Saturday, September 16, 2017

Distorção legislativa


Pedro J. Bondaczuk


A Medida Provisória, recurso adotado na atual Constituição para assuntos de extrema relevância e urgência, acabou sendo descaracterizada em seu espírito e passou a ser um instrumento de legislação ordinária. Há, atualmente, 32 delas à espera de apreciação por parte da Câmara e do Senado, que estão, literalmente, em recesso.

A maioria de seus membros está em plena campanha, com vistas às eleições de 3 de outubro próximo. Pouco ou nada lhes importa que não tenham cumprido e não estejam cumprindo o seu dever. Buscam a reeleição com extrema "candura", quando não com "cara de pau", confiantes na falta de memória do eleitor. Podem ter uma desagradável surpresa.
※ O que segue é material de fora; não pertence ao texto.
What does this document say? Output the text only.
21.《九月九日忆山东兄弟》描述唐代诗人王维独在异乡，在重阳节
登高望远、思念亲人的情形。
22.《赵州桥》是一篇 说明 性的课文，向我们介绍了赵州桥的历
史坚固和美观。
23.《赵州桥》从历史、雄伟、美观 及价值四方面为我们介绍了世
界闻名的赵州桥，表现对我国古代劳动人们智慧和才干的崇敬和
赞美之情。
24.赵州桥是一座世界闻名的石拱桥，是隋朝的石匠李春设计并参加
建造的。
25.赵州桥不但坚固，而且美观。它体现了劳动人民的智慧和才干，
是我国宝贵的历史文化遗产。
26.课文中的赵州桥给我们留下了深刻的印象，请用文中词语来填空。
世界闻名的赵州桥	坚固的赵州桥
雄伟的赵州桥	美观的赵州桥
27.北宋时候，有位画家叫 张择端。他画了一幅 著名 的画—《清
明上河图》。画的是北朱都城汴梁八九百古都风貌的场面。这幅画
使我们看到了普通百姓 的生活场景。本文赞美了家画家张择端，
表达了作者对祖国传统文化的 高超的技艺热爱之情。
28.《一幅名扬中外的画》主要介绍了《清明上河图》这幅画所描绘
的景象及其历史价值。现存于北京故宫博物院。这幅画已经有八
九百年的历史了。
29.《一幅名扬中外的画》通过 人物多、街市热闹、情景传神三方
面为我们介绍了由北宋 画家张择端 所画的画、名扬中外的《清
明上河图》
Tomara que a tenham.

Como o País não pode parar por causa da irresponsabilidade de seus legisladores, o Poder Executivo não tem outra alternativa senão lançar mão da edição de sucessivas Medidas Provisórias, ciente, com certeza, de que o uso indiscriminado desse expediente é inconstitucional. Mas o que fazer? Deixar a Nação ser tomada por uma autêntica paralisia, em virtude do Legislativo estar deixando de exercer suas funções? E está!
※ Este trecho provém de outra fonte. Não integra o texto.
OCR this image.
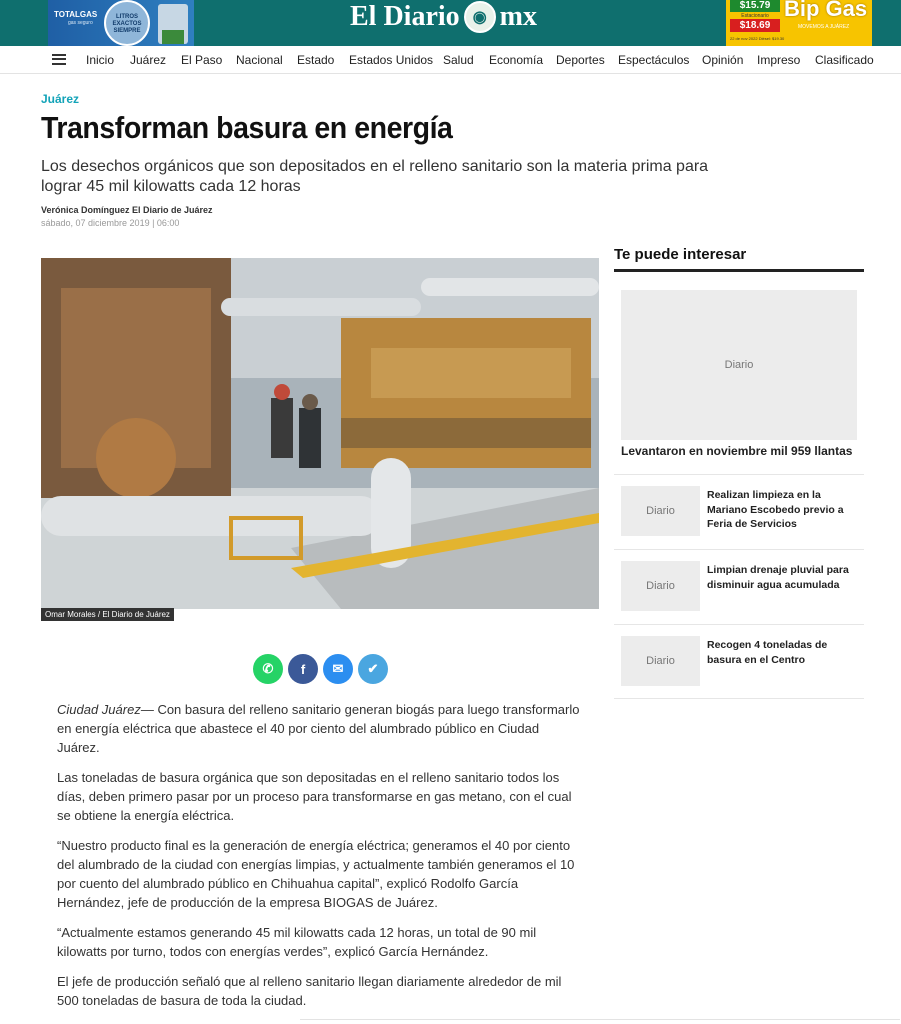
TOTALGAS
gas seguro
LITROS EXACTOS SIEMPRE	El Diario ◉ mx	$15.79
Estacionario
$18.69
22 de nov 2022 Diésel: $19.30
Bip Gas
MOVEMOS A JUÁREZ
Inicio Juárez El Paso Nacional Estado Estados Unidos Salud Economía Deportes Espectáculos Opinión Impreso Clasificado
Juárez
Transforman basura en energía

Los desechos orgánicos que son depositados en el relleno sanitario son la materia prima para lograr 45 mil kilowatts cada 12 horas

Verónica Domínguez El Diario de Juárez
sábado, 07 diciembre 2019 | 06:00
Omar Morales / El Diario de Juárez
✆	f	✉	✔

Ciudad Juárez— Con basura del relleno sanitario generan biogás para luego transformarlo en energía eléctrica que abastece el 40 por ciento del alumbrado público en Ciudad Juárez.

Las toneladas de basura orgánica que son depositadas en el relleno sanitario todos los días, deben primero pasar por un proceso para transformarse en gas metano, con el cual se obtiene la energía eléctrica.

“Nuestro producto final es la generación de energía eléctrica; generamos el 40 por ciento del alumbrado de la ciudad con energías limpias, y actualmente también generamos el 10 por cuento del alumbrado público en Chihuahua capital”, explicó Rodolfo García Hernández, jefe de producción de la empresa BIOGAS de Juárez.

“Actualmente estamos generando 45 mil kilowatts cada 12 horas, un total de 90 mil kilowatts por turno, todos con energías verdes”, explicó García Hernández.

El jefe de producción señaló que al relleno sanitario llegan diariamente alrededor de mil 500 toneladas de basura de toda la ciudad.

Te puede interesar
Diario
Levantaron en noviembre mil 959 llantas
Diario
Realizan limpieza en la Mariano Escobedo previo a Feria de Servicios
Diario
Limpian drenaje pluvial para disminuir agua acumulada
Diario
Recogen 4 toneladas de basura en el Centro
A proposta que criou a nova moeda, o Real, por exemplo, tão importante para a vida nacional, não chegou sequer a ser apreciada. O Brasil está sem orçamento para 1994, apesar de já estarmos em meados de setembro, portanto a três meses do final do ano.

Isto para não ressaltar que a Constituição de 1988 vai completar o 6º aniversário no próximo dia 5, sem estar regulamentada por leis ordinárias, na maioria dos seus dispositivos. Pode haver maior inércia?

É disso que o eleitor precisará se lembrar em 3 de outubro, na hora de votar em seu candidato a deputado ou a senador. Embora a mídia não esteja dando a devida importância e a opinião pública não se tenha dado conta do fato, as eleições para o Legislativo são mais importantes do que a escolha do novo presidente ou dos governadores de Estado. O "calcanhar de Aquiles" da nossa democracia está exatamente no Congresso.

Mas nada será corrigido, e as coisas continuarão tão ruins como estão, ou até piores, caso seja mantida a atual mentalidade. Caso os votos brancos e nulos sigam sendo tão fartos quanto foram em 1990. Não será através da omissão que as distorções políticas poderão ser corrigidas.

É preciso estar atento a tudo o que aconteceu nos últimos quatro anos da vida nacional. Seria inconcebível, por exemplo, reconduzir ao Congresso os "anões do orçamento", os que, embora culpados, deixaram de ser punidos pelo espírito corporativista dos seus pares.

Não se concebe, igualmente, dar a procuração do voto aos gazeteiros, que receberam sem trabalhar, deixando de comparecer às sessões. Estes praticaram um ato de extrema corrupção. Receberam o indevido, já que foram pagos sem trabalhar.

As Medidas Provisórias poderão (e deverão) se tornar raras, como prevê a Constituição, somente quando o País puder contar com um Legislativo ativo. Quando deputados e senadores entenderem que, ao serem eleitos, receberam uma responsabilidade, uma tarefa, uma missão e não um prêmio. Até que isso ocorra, não há como criticar o presidente por se valer desse recurso para poder governar.

(Artigo publicado na página 2, Opinião, do Correio Popular, em 13 de setembro de 1994).